沈士柳站在文官最前,身后便是罗有恒,君后辛还能稍微看得到一点他。
入了冬来,那一张老脸上的褶皱像是跟着季节长的一样,这几日就厚出了一层。
昨夜或许被雪压塌的不止是树枝野草,还有这位丞相的脸,就像是伏倒了一片的野草,堆积层叠,眉毛耸拉得连眼睛都看不见了。

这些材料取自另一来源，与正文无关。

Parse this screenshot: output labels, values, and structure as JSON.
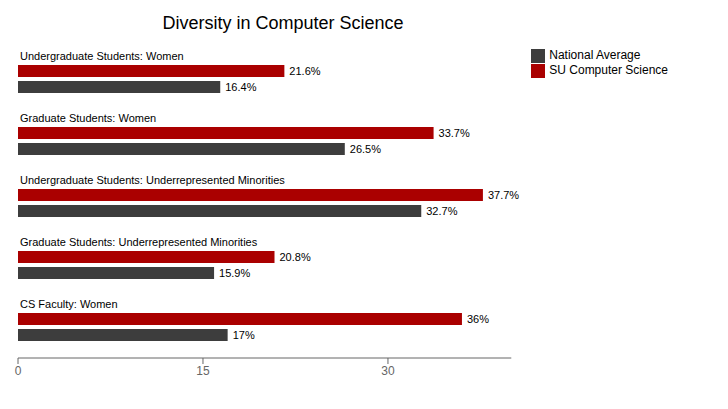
{
  "chart_data": {
    "type": "bar",
    "orientation": "horizontal",
    "title": "Diversity in Computer Science",
    "categories": [
      "Undergraduate Students: Women",
      "Graduate Students: Women",
      "Undergraduate Students: Underrepresented Minorities",
      "Graduate Students: Underrepresented Minorities",
      "CS Faculty: Women"
    ],
    "series": [
      {
        "name": "SU Computer Science",
        "color": "#AA0000",
        "values": [
          21.6,
          33.7,
          37.7,
          20.8,
          36
        ],
        "value_labels": [
          "21.6%",
          "33.7%",
          "37.7%",
          "20.8%",
          "36%"
        ]
      },
      {
        "name": "National Average",
        "color": "#3d3d3d",
        "values": [
          16.4,
          26.5,
          32.7,
          15.9,
          17
        ],
        "value_labels": [
          "16.4%",
          "26.5%",
          "32.7%",
          "15.9%",
          "17%"
        ]
      }
    ],
    "xlim": [
      0,
      40
    ],
    "xticks": [
      0,
      15,
      30
    ],
    "data_labels": true,
    "grid": false,
    "legend": "right"
  }
}
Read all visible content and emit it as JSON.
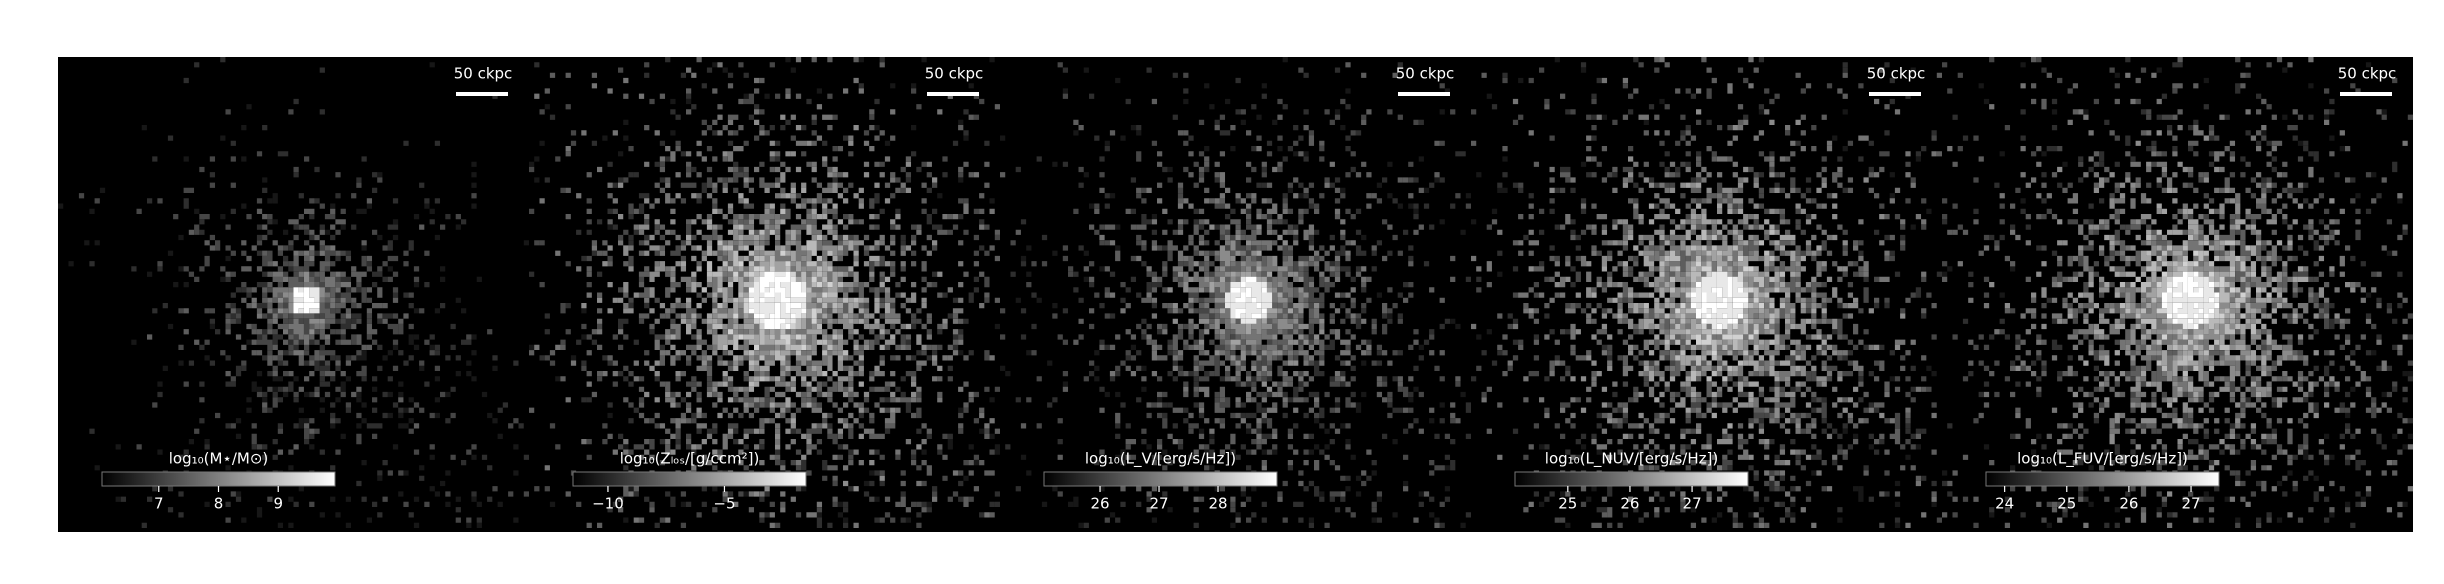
{
  "chart_data": [
    {
      "type": "image",
      "scale_bar": "50 ckpc",
      "colorbar_label": "log₁₀(M⋆/M⊙)",
      "clim": [
        6.05,
        9.95
      ],
      "cticks": [
        7,
        8,
        9
      ]
    },
    {
      "type": "image",
      "scale_bar": "50 ckpc",
      "colorbar_label": "log₁₀(Zₗₒₛ/[g/ccm²])",
      "clim": [
        -11.5,
        -1.5
      ],
      "cticks": [
        {
          "value": -10,
          "label": "−10"
        },
        {
          "value": -5,
          "label": "−5"
        }
      ]
    },
    {
      "type": "image",
      "scale_bar": "50 ckpc",
      "colorbar_label": "log₁₀(L_V/[erg/s/Hz])",
      "clim": [
        25.05,
        29
      ],
      "cticks": [
        26,
        27,
        28
      ]
    },
    {
      "type": "image",
      "scale_bar": "50 ckpc",
      "colorbar_label": "log₁₀(L_NUV/[erg/s/Hz])",
      "clim": [
        24.15,
        27.9
      ],
      "cticks": [
        25,
        26,
        27
      ]
    },
    {
      "type": "image",
      "scale_bar": "50 ckpc",
      "colorbar_label": "log₁₀(L_FUV/[erg/s/Hz])",
      "clim": [
        23.7,
        27.45
      ],
      "cticks": [
        24,
        25,
        26,
        27
      ]
    }
  ]
}
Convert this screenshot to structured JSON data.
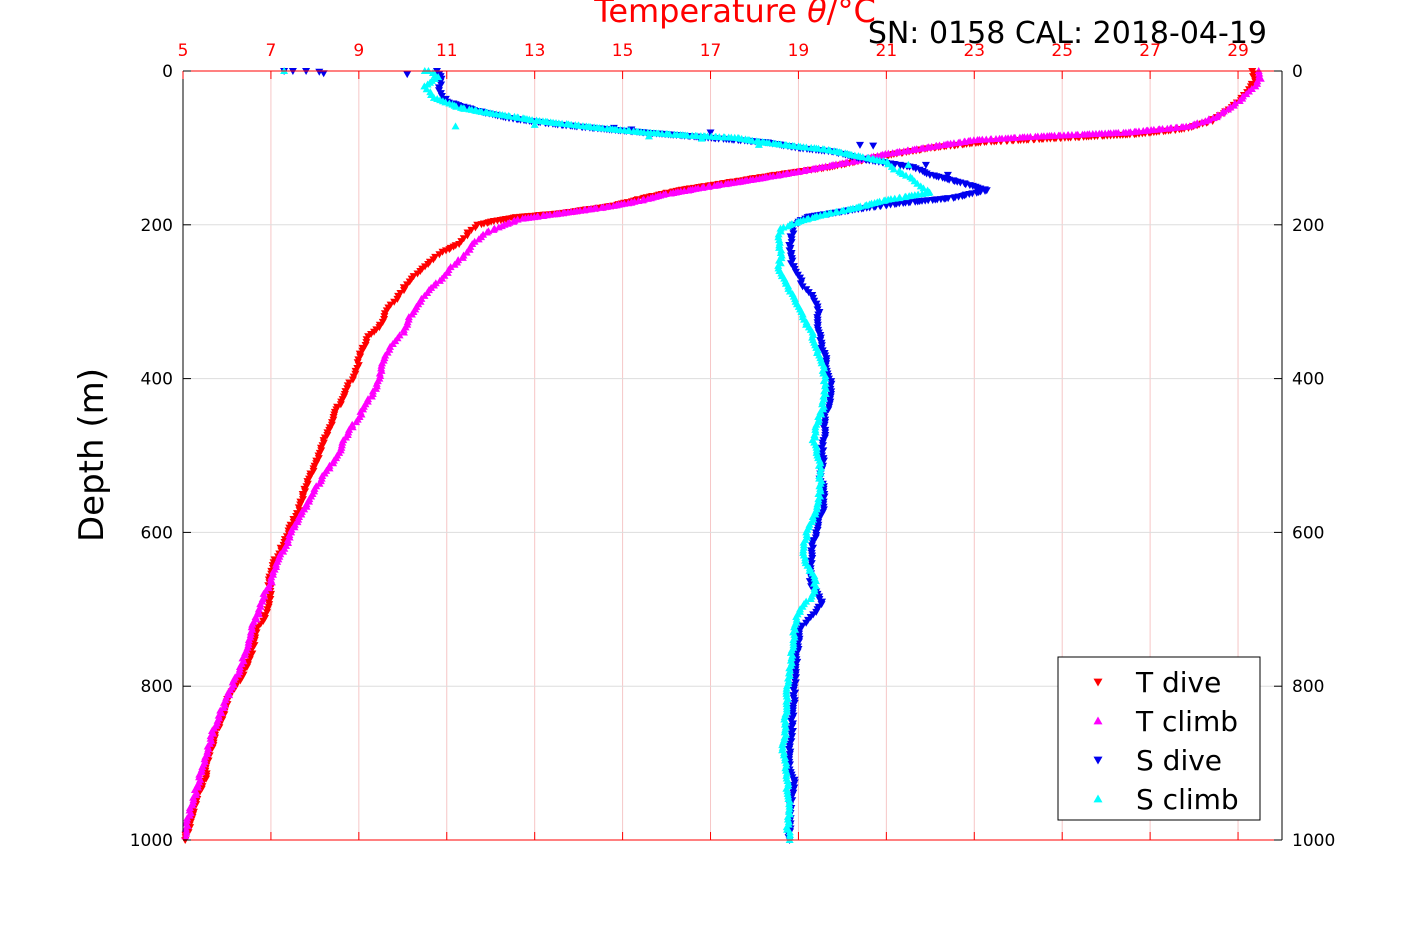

御史大夫还在殿下没动,君后辛也像是没有听见一样没说话。
周浩坤懒懒抬了抬眼皮,踩住了身边张幼武的脚没让他冲出去。
久久没有人再说话,只留刚正不阿的御史大夫忍不住往上窥探了一眼。
他自然是看不见君后辛的,但他能看见罗有恒漠然的脸。
端起的手臂微微颤了一下,随即他收回了视线,盯着自己脚下的黑色玉砖,上面还能隐约看见他自己的身影。
那是一个已经不再年轻的人了。
“法不明、礼不正,则朝不安,天下不宁,陛下贵为天子,岂可偏亲,纵容跋扈。”
“臣,请陛下,纳谏!”
“妈的!”
张幼武骂得中气十足,一把摔了玉笏就要冲出去,周浩坤没有拦住他摔东西,强硬将他扯了回来。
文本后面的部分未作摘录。